Appeal from the United States District Court for the District of Oregon.
Appellant was convicted of the use of an interstate communication in an attempt to extort $25,000.00. 18 U.S.C. § 875(d).1 Appellant threatened to reveal facts damaging to the reputation of another person unless he was paid $25,000.00. In the same conversation, he also defamed the character of a friend; these allegations were unrelated to the extortion attempt.
At trial, appellant denied he intended to extort money, explaining the conversation as an emotional quarrel. The jury apparently disbelieved this explanation. On appeal, he contends evidence showing the truth of the aforementioned allegations should have been admitted by the trial judge.
As a general rule, the truth of damaging allegations underlying a threat to injure the reputation of another is no defense to a charge of extortion. Wilson v. Oklahoma (Okl.Cr.1957), 306 P.2d 717, 731; State v. Harrington, 128 Vt. 242, 260 A.2d 692 (1969). See also, Keys v. United States, 126 F.2d 181 (8th Cir. 1942), cert. denied, 316 U.S. 694, 62 S.Ct. 1296, 86 L.Ed. 1764 (1942); United States v. Pignatelli, 125 F.2d 643 (2d Cir. 1942), cert. denied, 316 U.S. 680, 62 S.Ct. 1269, 86 L.Ed. 1754 (1942).
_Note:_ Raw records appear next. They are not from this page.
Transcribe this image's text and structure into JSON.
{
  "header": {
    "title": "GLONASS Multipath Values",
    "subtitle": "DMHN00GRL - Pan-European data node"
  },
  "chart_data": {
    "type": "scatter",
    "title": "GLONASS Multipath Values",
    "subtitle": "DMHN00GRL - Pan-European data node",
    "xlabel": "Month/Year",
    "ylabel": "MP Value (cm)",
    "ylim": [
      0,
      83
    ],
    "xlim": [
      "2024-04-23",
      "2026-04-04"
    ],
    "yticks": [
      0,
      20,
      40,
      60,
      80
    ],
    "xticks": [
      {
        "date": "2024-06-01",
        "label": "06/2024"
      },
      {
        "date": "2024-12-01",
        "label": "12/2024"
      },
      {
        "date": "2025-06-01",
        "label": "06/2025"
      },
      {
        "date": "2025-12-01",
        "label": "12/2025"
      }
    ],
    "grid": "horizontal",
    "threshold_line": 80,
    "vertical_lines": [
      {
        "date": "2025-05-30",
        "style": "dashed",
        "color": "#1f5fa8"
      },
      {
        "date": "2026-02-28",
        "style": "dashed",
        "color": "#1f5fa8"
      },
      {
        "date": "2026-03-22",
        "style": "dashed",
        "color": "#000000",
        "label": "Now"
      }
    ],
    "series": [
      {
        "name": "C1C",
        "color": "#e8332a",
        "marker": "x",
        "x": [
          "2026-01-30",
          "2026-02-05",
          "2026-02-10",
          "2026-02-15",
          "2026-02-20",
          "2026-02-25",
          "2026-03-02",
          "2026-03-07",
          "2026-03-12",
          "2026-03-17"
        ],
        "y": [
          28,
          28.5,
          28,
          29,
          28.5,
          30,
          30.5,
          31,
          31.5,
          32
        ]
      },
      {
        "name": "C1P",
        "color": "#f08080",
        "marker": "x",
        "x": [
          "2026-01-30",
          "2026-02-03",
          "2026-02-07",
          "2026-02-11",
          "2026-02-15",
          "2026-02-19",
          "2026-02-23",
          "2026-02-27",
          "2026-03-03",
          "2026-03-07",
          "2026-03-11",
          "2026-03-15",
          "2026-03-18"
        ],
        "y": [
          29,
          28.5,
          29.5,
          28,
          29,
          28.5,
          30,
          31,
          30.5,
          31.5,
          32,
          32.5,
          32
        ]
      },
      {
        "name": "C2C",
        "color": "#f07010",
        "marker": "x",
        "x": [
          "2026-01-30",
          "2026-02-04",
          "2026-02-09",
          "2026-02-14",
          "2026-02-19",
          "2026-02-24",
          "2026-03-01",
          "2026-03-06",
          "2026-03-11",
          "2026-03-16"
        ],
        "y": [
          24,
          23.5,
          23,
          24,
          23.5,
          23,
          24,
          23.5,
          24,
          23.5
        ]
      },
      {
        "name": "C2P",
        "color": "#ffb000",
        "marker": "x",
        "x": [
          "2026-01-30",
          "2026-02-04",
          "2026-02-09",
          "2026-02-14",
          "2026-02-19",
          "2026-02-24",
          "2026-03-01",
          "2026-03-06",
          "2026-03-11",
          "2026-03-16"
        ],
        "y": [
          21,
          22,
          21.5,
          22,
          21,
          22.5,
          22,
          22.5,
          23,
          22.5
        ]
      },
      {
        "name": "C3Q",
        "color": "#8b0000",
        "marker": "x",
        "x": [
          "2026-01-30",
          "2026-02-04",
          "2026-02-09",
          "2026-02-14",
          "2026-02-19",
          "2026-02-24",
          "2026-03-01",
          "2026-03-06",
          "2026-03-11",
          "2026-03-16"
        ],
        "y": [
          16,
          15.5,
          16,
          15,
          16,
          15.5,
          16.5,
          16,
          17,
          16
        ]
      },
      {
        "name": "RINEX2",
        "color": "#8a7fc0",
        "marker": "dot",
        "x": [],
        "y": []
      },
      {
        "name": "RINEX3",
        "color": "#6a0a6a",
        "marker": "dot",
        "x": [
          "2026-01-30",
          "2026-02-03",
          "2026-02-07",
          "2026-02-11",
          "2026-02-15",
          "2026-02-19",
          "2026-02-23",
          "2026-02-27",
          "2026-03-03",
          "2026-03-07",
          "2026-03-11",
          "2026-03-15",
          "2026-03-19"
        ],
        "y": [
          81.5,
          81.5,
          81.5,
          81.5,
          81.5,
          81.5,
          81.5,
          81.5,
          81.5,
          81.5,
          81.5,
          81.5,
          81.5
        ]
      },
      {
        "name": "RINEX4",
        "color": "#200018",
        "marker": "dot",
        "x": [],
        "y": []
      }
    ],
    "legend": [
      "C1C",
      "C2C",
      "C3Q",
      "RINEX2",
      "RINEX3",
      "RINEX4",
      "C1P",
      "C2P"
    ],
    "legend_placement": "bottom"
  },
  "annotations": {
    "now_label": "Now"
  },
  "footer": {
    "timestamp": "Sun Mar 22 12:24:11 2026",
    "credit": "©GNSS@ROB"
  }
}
The language of § 875(d) is consistent with the general rule, and appellant has offered no reason why, under the facts here, the general rule should not be applied. Therefore, the evidence related to the extortion allegations was properly excluded.
Appellant also contends he should have been allowed to prove that the defamatory remarks he made about his friend were true. Appellant's argument is that the jury assumed he was a malicious liar capable of extortion because the allegations he made were never proven true. Inasmuch as it is unlikely the jury made such an unfounded assumption to defendant's prejudice, the evidence had little or no probative value and was properly excluded. See Fed.Rules Evid. Rule 403, 28 U.S.C.A. It is the hallmark of criminal prosecutions that relevant incriminating evidence prejudices a defendant. Defendant would be guilty whether the defamatory statements were true or untrue. It is the intent and purpose of their use that is important.
The Honorable Leland C. Nielsen, United States District Judge, Southern District of California, sitting by designation
The indictment, tracking the pertinent language of 18 U.S.C. 875(d), charged as follows:
"On or about July 24, 1976, in the District of Oregon, the defendant GEORGE ERNST Von der LINDEN, JR., wilfully, knowingly and with intent to extort from Melvin Gode a sum of money, namely $25,000.00, did transmit in interstate commerce from Eugene, Oregon, to Willmar, Minnesota, by telephone a communication containing a threat to injure the property and reputation of Melvin Gode; all in violation of Title 18, United States Code, Section 875(d)."